The State alleged that such a low percentage of noncompliance is not
an indication that the State does not have an effective program of
utilization control. This Board has previously concluded, on the basis
of the statutory language and the legislative history, that the
Secretary does not have discretion to waive or reduce a penalty if there
is a finding that violations of Section 1903(g) occurred (Tennessee
Department of Social Services, and Colorado Department of Social
Services, Decisions No. 167 and No. 169, April 30, 1981). An Opinion of
the Comptroller General (#B-164031(3).154, March 4, 1980) also supports
this conclusion.

This Board has before it at the present time a number of appeals from
penalty disallowances taken pursuant to Section 1903(g). The States
have alleged that the Agency's strict interpretation of the standards
set forth in the statute produces some counterproductive results and
that the Agency's requirements create practical problems and
administrative burdens on the States. Since the Agency, for the most
part, is implementing the plain language of the statute in a manner
which the legislative history shows was urged by the Congress at the
time of the 1977 amendments to Section 1903(g), it seems that the
statute itself is a source of the burdens the States bear.
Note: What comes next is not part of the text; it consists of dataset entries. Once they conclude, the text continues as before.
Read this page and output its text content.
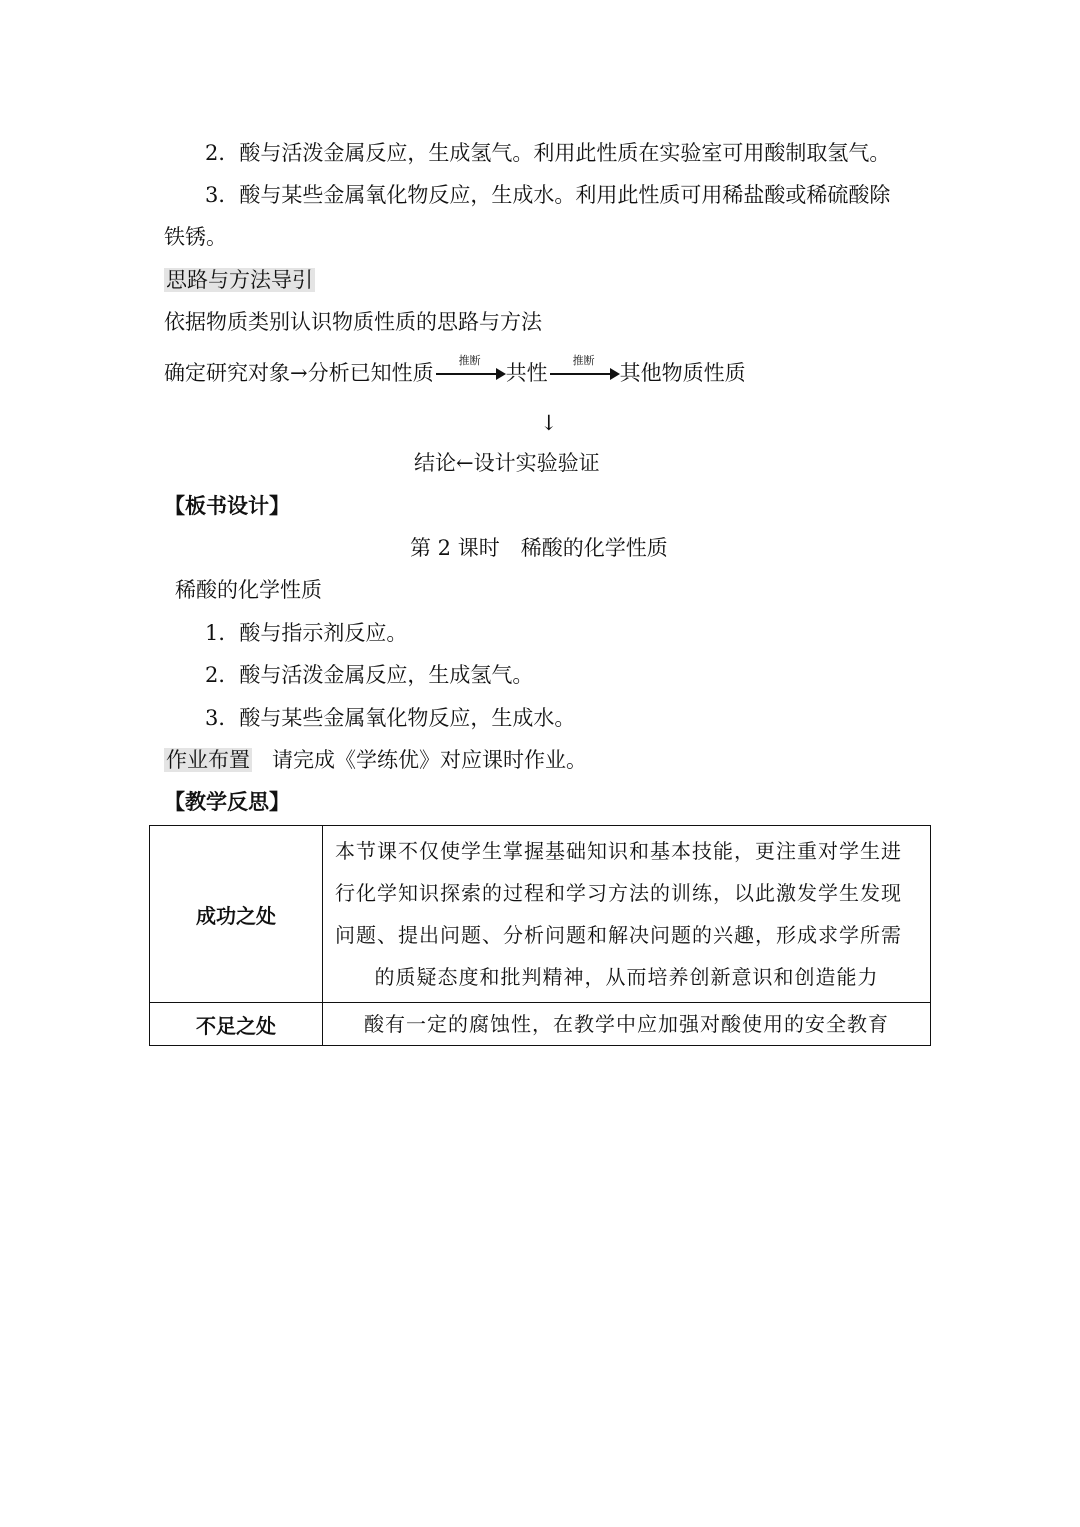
2．酸与活泼金属反应，生成氢气。利用此性质在实验室可用酸制取氢气。
3．酸与某些金属氧化物反应，生成水。利用此性质可用稀盐酸或稀硫酸除
铁锈。
思路与方法导引
依据物质类别认识物质性质的思路与方法
确定研究对象→分析已知性质
推断
共性
推断
其他物质性质
↓
结论←设计实验验证
【板书设计】
第 2 课时　稀酸的化学性质
稀酸的化学性质
1．酸与指示剂反应。
2．酸与活泼金属反应，生成氢气。
3．酸与某些金属氧化物反应，生成水。
作业布置 请完成《学练优》对应课时作业。
【教学反思】
成功之处	本节课不仅使学生掌握基础知识和基本技能，更注重对学生进
行化学知识探索的过程和学习方法的训练，以此激发学生发现
问题、提出问题、分析问题和解决问题的兴趣，形成求学所需
的质疑态度和批判精神，从而培养创新意识和创造能力

不足之处	酸有一定的腐蚀性，在教学中应加强对酸使用的安全教育
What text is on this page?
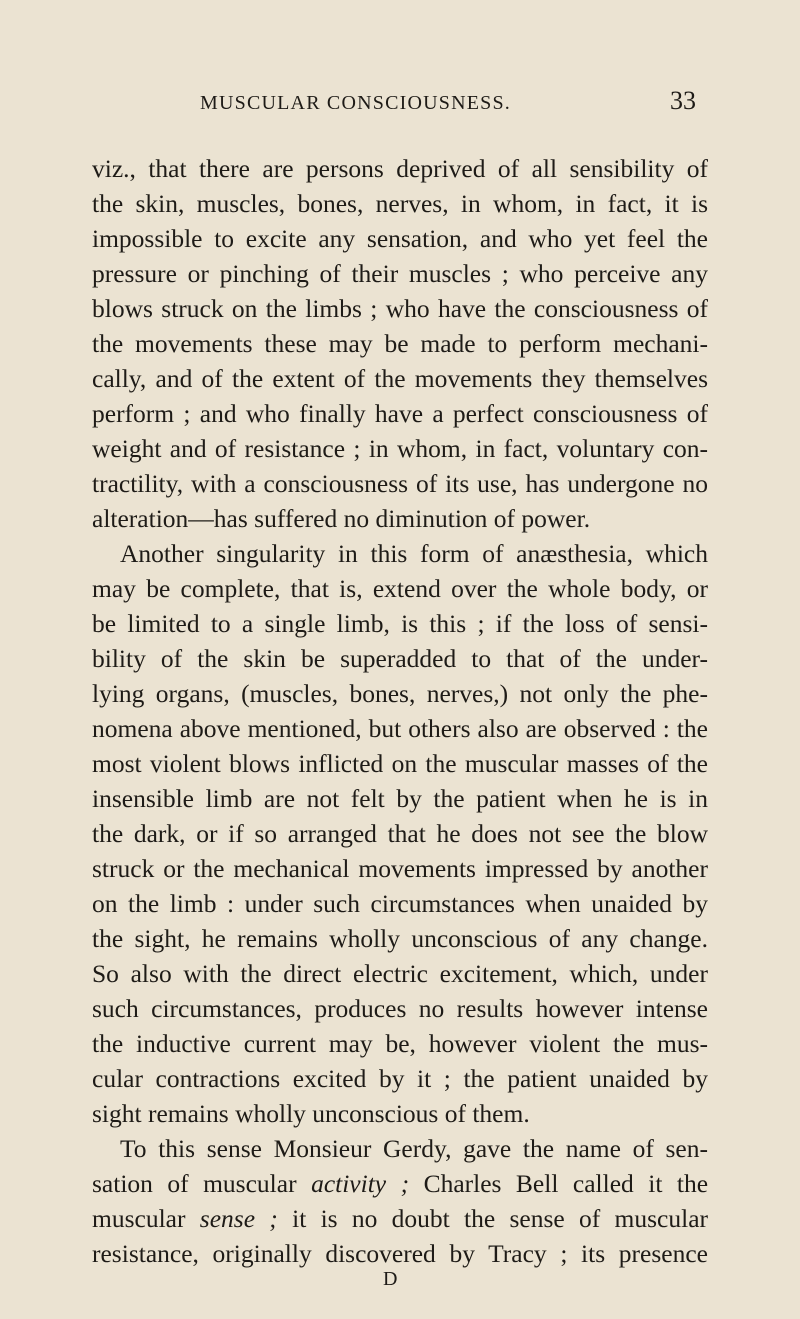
MUSCULAR CONSCIOUSNESS.	33
viz., that there are persons deprived of all sensibility of
the skin, muscles, bones, nerves, in whom, in fact, it is
impossible to excite any sensation, and who yet feel the
pressure or pinching of their muscles ; who perceive any
blows struck on the limbs ; who have the consciousness of
the movements these may be made to perform mechani-
cally, and of the extent of the movements they themselves
perform ; and who finally have a perfect consciousness of
weight and of resistance ; in whom, in fact, voluntary con-
tractility, with a consciousness of its use, has undergone no
alteration—has suffered no diminution of power.
Another singularity in this form of anæsthesia, which
may be complete, that is, extend over the whole body, or
be limited to a single limb, is this ; if the loss of sensi-
bility of the skin be superadded to that of the under-
lying organs, (muscles, bones, nerves,) not only the phe-
nomena above mentioned, but others also are observed : the
most violent blows inflicted on the muscular masses of the
insensible limb are not felt by the patient when he is in
the dark, or if so arranged that he does not see the blow
struck or the mechanical movements impressed by another
on the limb : under such circumstances when unaided by
the sight, he remains wholly unconscious of any change.
So also with the direct electric excitement, which, under
such circumstances, produces no results however intense
the inductive current may be, however violent the mus-
cular contractions excited by it ; the patient unaided by
sight remains wholly unconscious of them.
To this sense Monsieur Gerdy, gave the name of sen-
sation of muscular activity ; Charles Bell called it the
muscular sense ; it is no doubt the sense of muscular
resistance, originally discovered by Tracy ; its presence
D
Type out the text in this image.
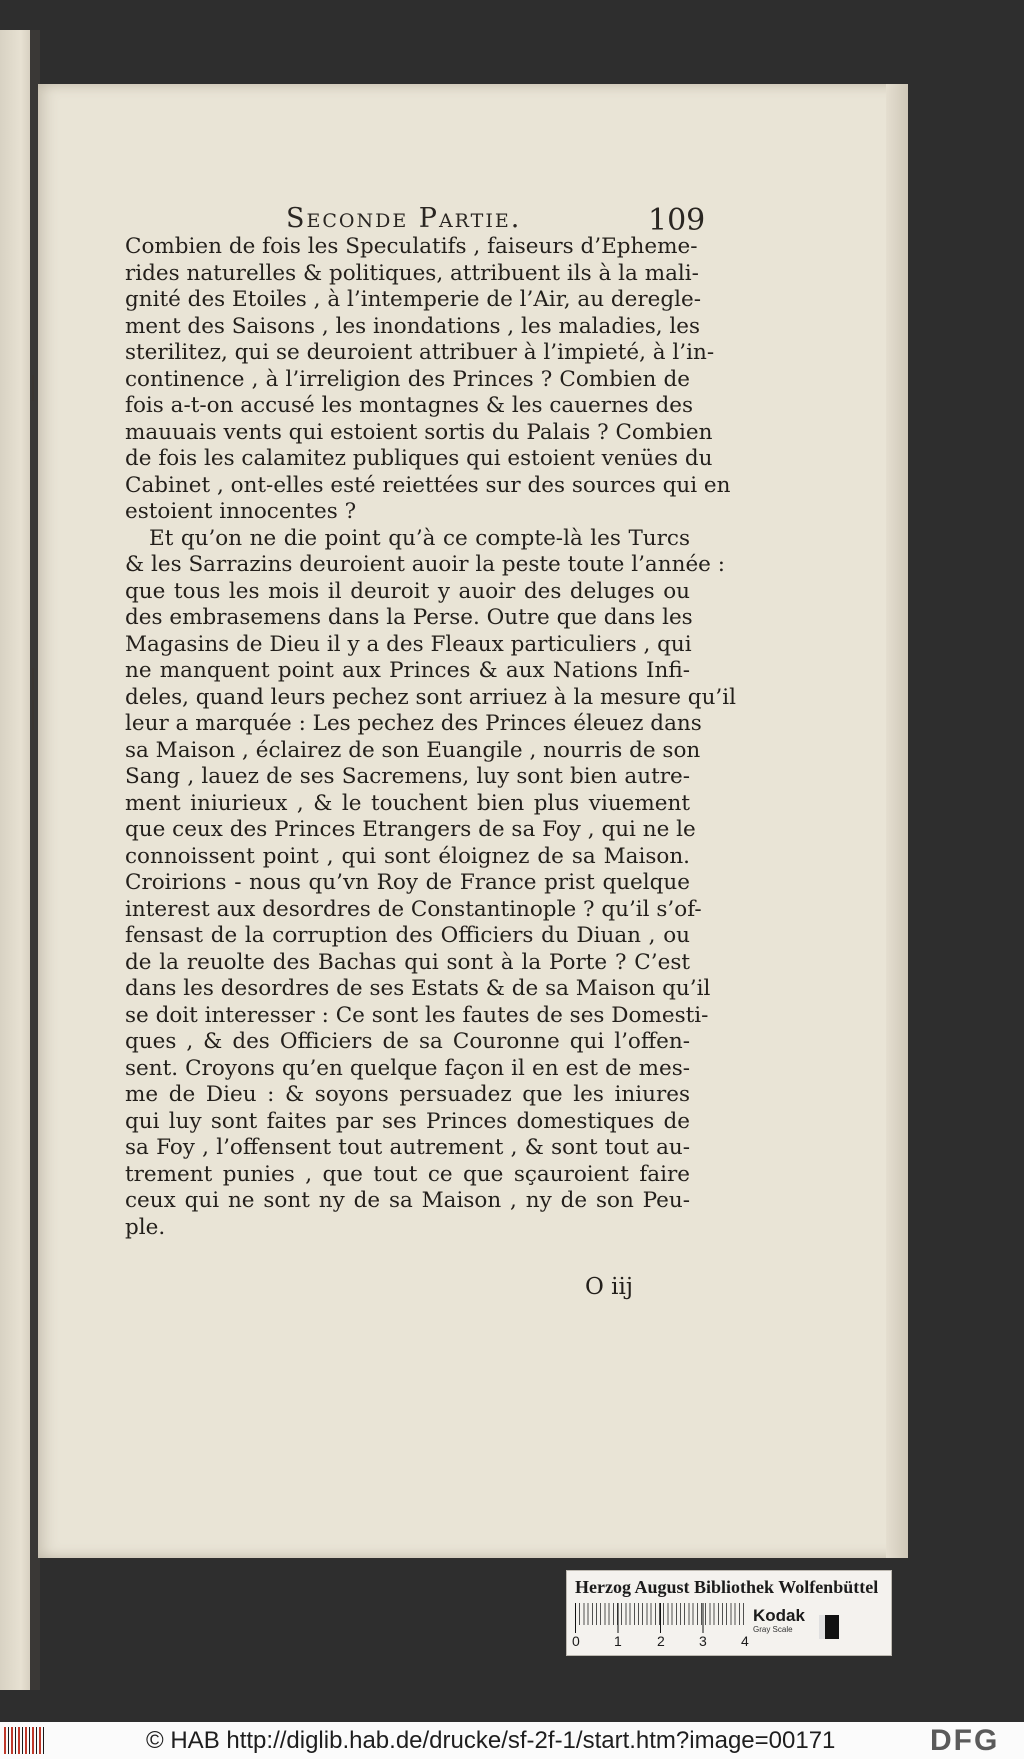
Seconde Partie.	109
Combien de fois les Speculatifs , faiseurs d’Epheme-
rides naturelles & politiques, attribuent ils à la mali-
gnité des Etoiles , à l’intemperie de l’Air, au deregle-
ment des Saisons , les inondations , les maladies, les
sterilitez, qui se deuroient attribuer à l’impieté, à l’in-
continence , à l’irreligion des Princes ? Combien de
fois a-t-on accusé les montagnes & les cauernes des
mauuais vents qui estoient sortis du Palais ? Combien
de fois les calamitez publiques qui estoient venües du
Cabinet , ont-elles esté reiettées sur des sources qui en
estoient innocentes ?
Et qu’on ne die point qu’à ce compte-là les Turcs
& les Sarrazins deuroient auoir la peste toute l’année :
que tous les mois il deuroit y auoir des deluges ou
des embrasemens dans la Perse. Outre que dans les
Magasins de Dieu il y a des Fleaux particuliers , qui
ne manquent point aux Princes & aux Nations Infi-
deles, quand leurs pechez sont arriuez à la mesure qu’il
leur a marquée : Les pechez des Princes éleuez dans
sa Maison , éclairez de son Euangile , nourris de son
Sang , lauez de ses Sacremens, luy sont bien autre-
ment iniurieux , & le touchent bien plus viuement
que ceux des Princes Etrangers de sa Foy , qui ne le
connoissent point , qui sont éloignez de sa Maison.
Croirions - nous qu’vn Roy de France prist quelque
interest aux desordres de Constantinople ? qu’il s’of-
fensast de la corruption des Officiers du Diuan , ou
de la reuolte des Bachas qui sont à la Porte ? C’est
dans les desordres de ses Estats & de sa Maison qu’il
se doit interesser : Ce sont les fautes de ses Domesti-
ques , & des Officiers de sa Couronne qui l’offen-
sent. Croyons qu’en quelque façon il en est de mes-
me de Dieu : & soyons persuadez que les iniures
qui luy sont faites par ses Princes domestiques de
sa Foy , l’offensent tout autrement , & sont tout au-
trement punies , que tout ce que sçauroient faire
ceux qui ne sont ny de sa Maison , ny de son Peu-
ple.
O iij
Herzog August Bibliothek Wolfenbüttel
0 1	2 3 4
Kodak
Gray Scale
© HAB http://diglib.hab.de/drucke/sf-2f-1/start.htm?image=00171	DFG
Since this Board concludes that the violation for Patient C is clear,
the Board must uphold the disallowance of $19,022.14, on the basis of a
violation of Section 1903(g)(1)(A) and (B) in each of two facilities.

The State raised issues with regard to the penalty calculation in its
Application for Review (page 3). The Board addressed those issues in
its Order to Show Cause dated June 17, 1981. The first issue was that
the formula for computing the penalty was not based on a valid
statistical sample. The Board found that the formula is not based on a
sample and that further amplification by the State of its allegation
would be necessary in order for the Board to address such an issue. The
State did not amplify the arguments in its response to the Order;
therefore, we conclude that the State has presented no basis for Board
modification of the penalty amount.

(6) The State also argued that the Agency must use exact patient data
to calculate the penalty. The Board concluded preliminarily that the
Agency regulation (42 CFR 456.647(b)) implementing the penalty provision
of the Act (Section 1903(g)(5)) allowed the Agency to use facility data
for calculating the penalty in the absence of exact data acceptable to
the Agency. Furthermore, the Board has previously hedl that such a
policy is reasonable (Ohio Department of Public Welfare, Decisions No.
66, October 10, 1979, and No. 191, June 24, 1981). Therefore, in the
absence of any further evidence or arguments made by the State, we find
that the Agency's position with regard to the calculation of the
disallowance is reasonable and we sustain the amount of the
disallowance.

Conclusion

We conclude that this disallowance must be upheld on the basis of
violations of the requirements of Sections 1903(g)(1)(A) and (B) in the
records of one patient in each of two facilities (Patients A and C). We
conclude that the Agency did not act in an arbitrary and capricious
manner by interpreting and enforcing the statutory language regarding
recertifications "at least every 60 days" in a strict fashion.
Furthermore, we conclude that the Secretary has no discretion to waive
the penalty for a small number of violations. Therefore, we sustain the
disallowance in the amount of $19,022.14.